Website Statistics – Top Entry Pages

Update: direct links to all my website statistics posts:

Top Entry Pages (this post)
Top Exit Pages
Top Referring Sites and URLs
Top Search Keyword and Phrases
Top Search Engine Words and Phrases

In my last post, I said: “But we could go … further with this idea. How about seeing who our “virtual competition” is – looking at our web traffic and seeing where our website visitors are coming from, and … where they go when the exit our site (I think some web logging software shows this – I’ll have to look)?”

So, I thought I’d follow up with that idea (“NEVER say “I’ll have to look” :-) with a series of posts. This series will address just what you can do with log files and statistics to get a grasp on what your customers are doing at your site, and what they are looking for.

First, a few guidelines: I’m using SmarterStats (at to do web statistics. So everything I mention will be functions of SmarterStats – but most, if not all, of these features are also found in LiveStats, WebTrends, and other web-log statistics type software.

For starters, let’s look at Top Entry Pages. An Entry Page is where a customer first entered our website, and Top just means “popular.”

In my website’s top entry pages (I think I checked the top 25 entry pages) are expected pages like the main page of the website. Interestingly enough, that’s not number!! It was about #5 on the list. The Top Page for October (so far) is our online calendar. Also in the top 25 entry pages:

Site search page
Library jobs page
Hours/locations page
Databases page
Local History site
Our Crafts xml rss feed!
Search Engine Guide pages
Contact the library page
Mystery books xml rss feed

If I look from June 1 (our redesigned website was released in late May), here’s what the top entry pages are:
Local history
Main website page
Databases Guide
Guides Main page
Local History Subjects browse page
Local History Collections browse page
Contact the library page
Search engines Guide
Library news
Harry Potter RSS feed
Children’s Guide page
Mystery books rss feed
Arts and culture rss feed
History rss feed

So, what’s this mean? Here’s my best guess: library customers are bookmarking their favorite pages. Those favorite pages are: calendar, locations, search and search engines (probably for the Google and Yahoo links?), Local History pages, and the Children’s pages.

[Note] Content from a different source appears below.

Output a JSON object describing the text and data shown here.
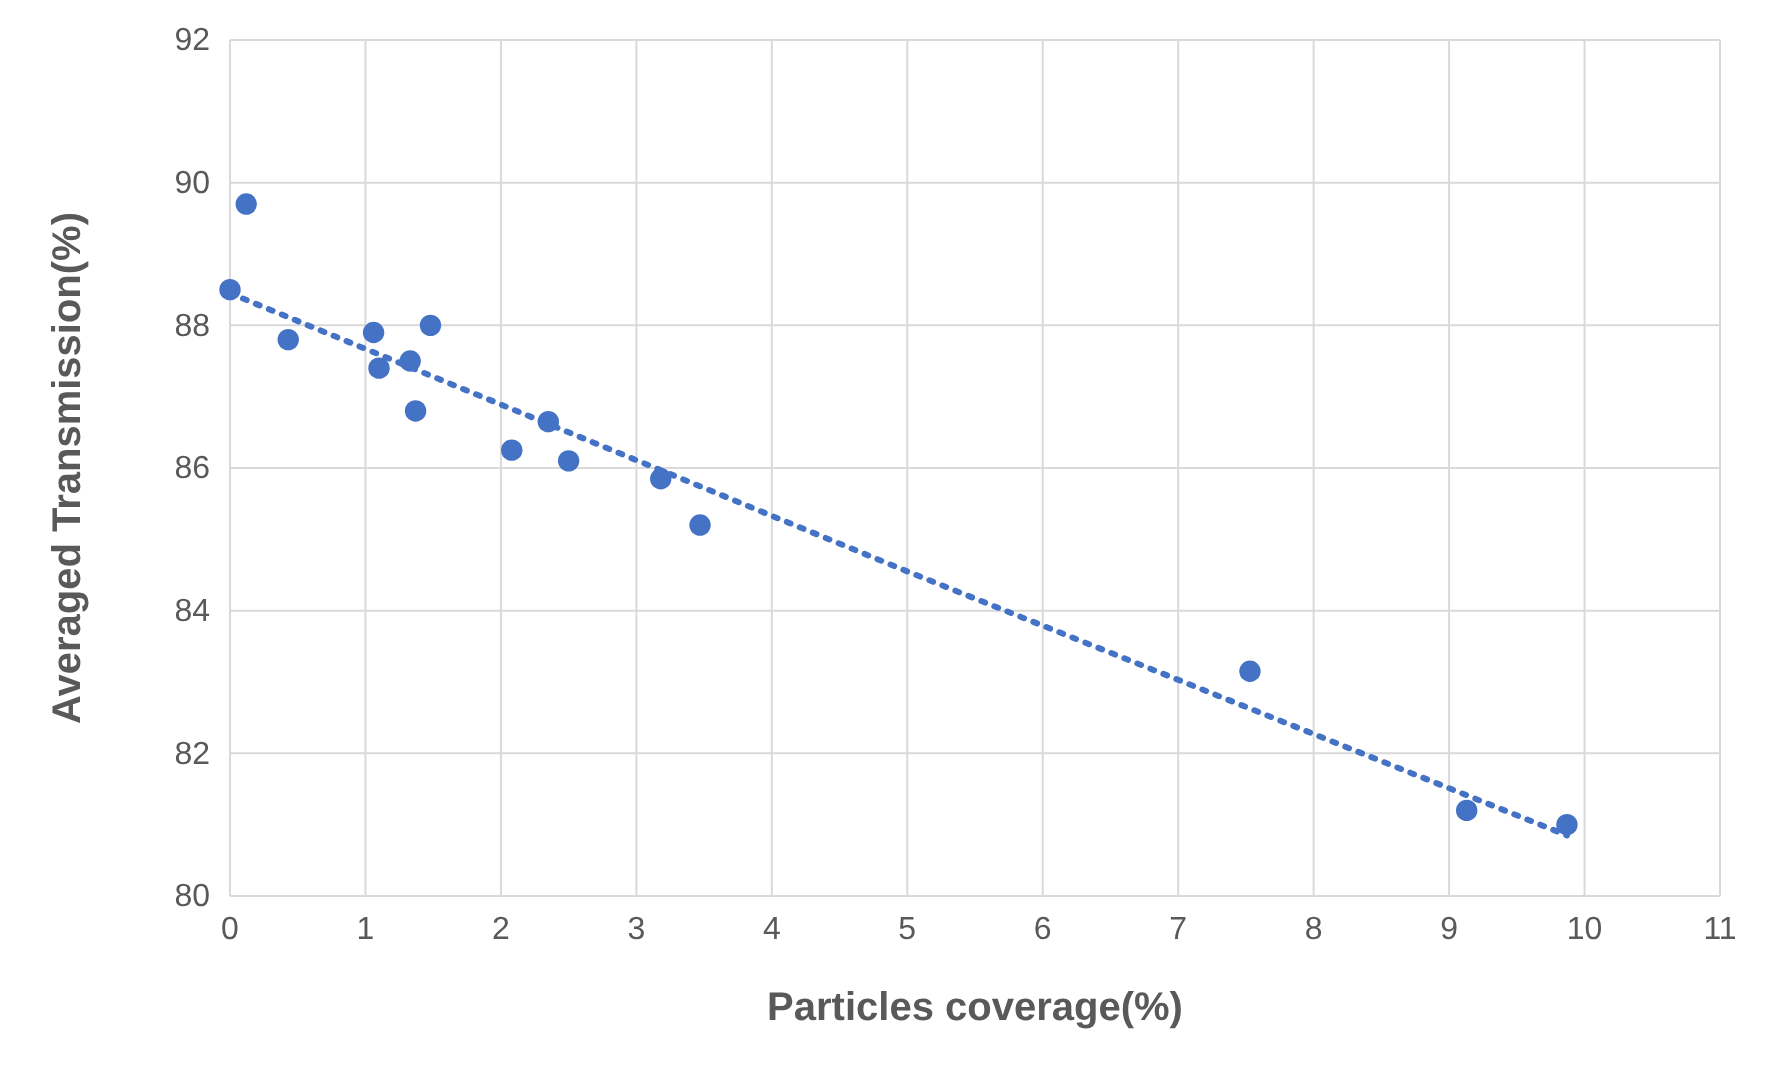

Some of our customers are RSS-savvy, and like to keep track of harry Potter, Mystery Books, and the local Arts and Culture scene in the library and around town.

And some customers are finding our website through search engines – probably from the calendar (specific events), Jobs (linked from job classified ads), the main page of the website, and probably some other pages.

So the point here? Top-level pages aren’t the end-all-be-all pages that attract all our users. Many of our customers bookmark their favorite pages and re-visit them for changes, or they find our pages from web searches. That means that we have to make certain our websites are fine-tuned, so website visitors can easily navigate to other pages. Also, we need to keep pmping our original content out to our customers – because that’s apparently what they want from us!